Another climate tech startup making the news is Glanriswho developed a process to turn rice husks into water filtration media. Forbes calls it “an incredibly simple yet effective rice husk treatment” that sequesters billions of pounds of carbon that would typically be released into the atmosphere through combustion. By reusing rice hulls, the process replaces harmful microplastics in traditional water filters and reduces energy consumption to filter water. From production to landfill, Glanris’ biocarbon™ offers a green alternative to typical filtration media for metal removal without meeting high standards.

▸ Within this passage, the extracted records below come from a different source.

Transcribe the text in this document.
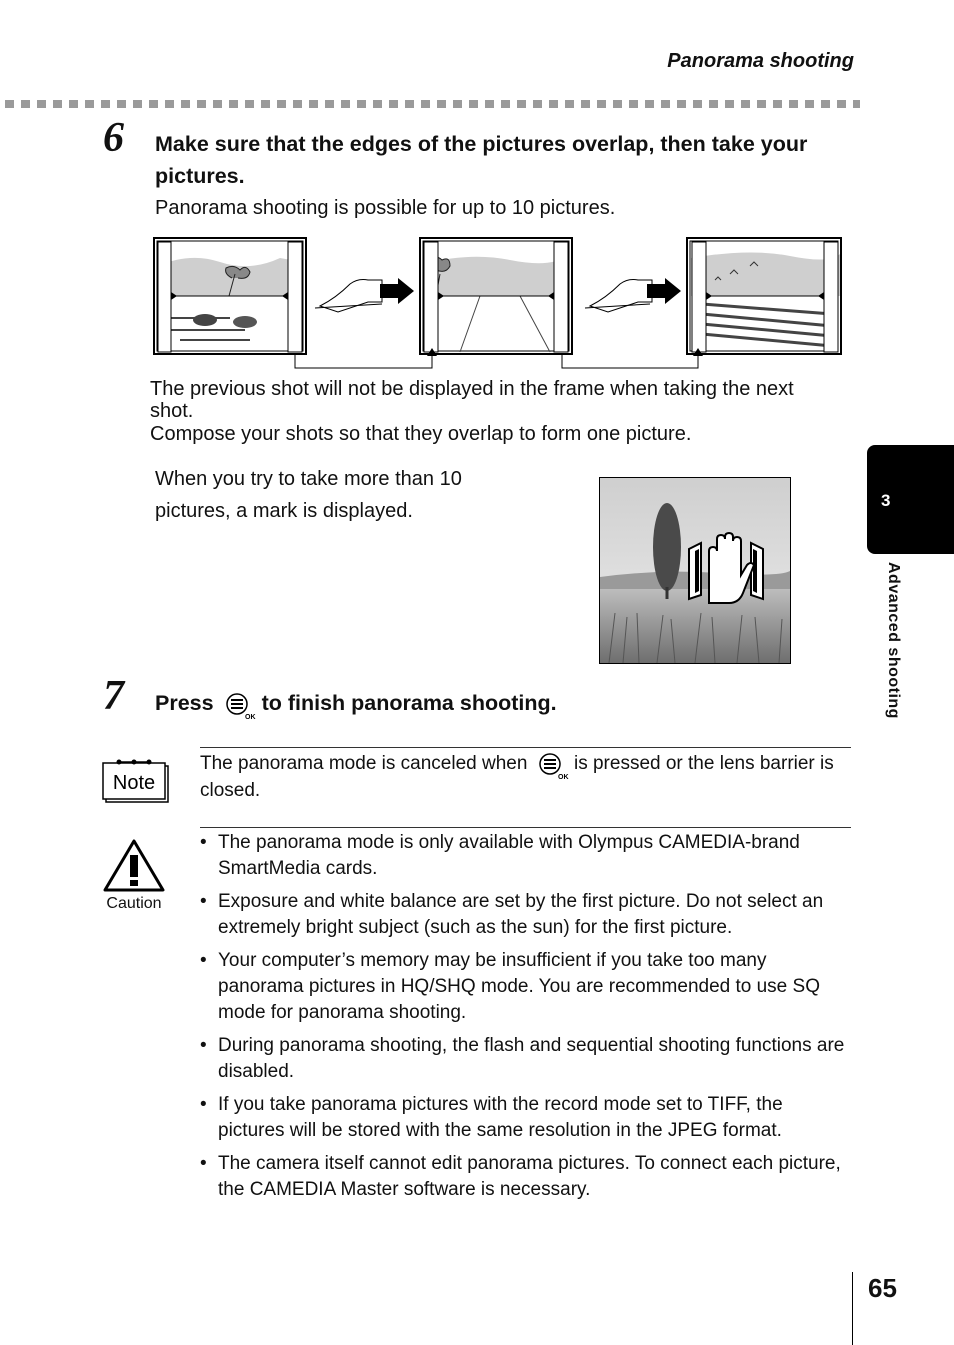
Panorama shooting
6 Make sure that the edges of the pictures overlap, then take your pictures.
Panorama shooting is possible for up to 10 pictures.
The previous shot will not be displayed in the frame when taking the next shot.
Compose your shots so that they overlap to form one picture.
When you try to take more than 10 pictures, a mark is displayed.
7 Press
OK
to finish panorama shooting.
Note
The panorama mode is canceled when
OK
is pressed or the lens barrier is closed.
Caution
• The panorama mode is only available with Olympus CAMEDIA-brand SmartMedia cards.
• Exposure and white balance are set by the first picture. Do not select an extremely bright subject (such as the sun) for the first picture.
• Your computer’s memory may be insufficient if you take too many panorama pictures in HQ/SHQ mode. You are recommended to use SQ mode for panorama shooting.
• During panorama shooting, the flash and sequential shooting functions are disabled.
• If you take panorama pictures with the record mode set to TIFF, the pictures will be stored with the same resolution in the JPEG format.
• The camera itself cannot edit panorama pictures. To connect each picture, the CAMEDIA Master software is necessary.
3
Advanced shooting
65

Another interesting climate tech startup, Unified, is building 27 5 megawatt (MW) solar parks across Australia and a 120 MW park with co-located grid-scale batteries in regional hubs across the country. The solar farms will show how small-scale solar farms can operate within existing and aging grid infrastructure to provide renewable energy without the need for costly grid upgrades, which many countries currently require. They say their electron tracking provides proof of origin, while granular panel-level data is captured in real-time, under real-world conditions. Data is source-verified, secured with tamper-proof crypto-anchors, and is searchable 24/7 on the cloud. Their encryption and blockchain technologies protect their data and unlock the potential of APIs for entire ecosystems. By 2026-2028, Sunified projects a total exit valuation of $2.6 billion, providing investors with a 3,000% return on investment.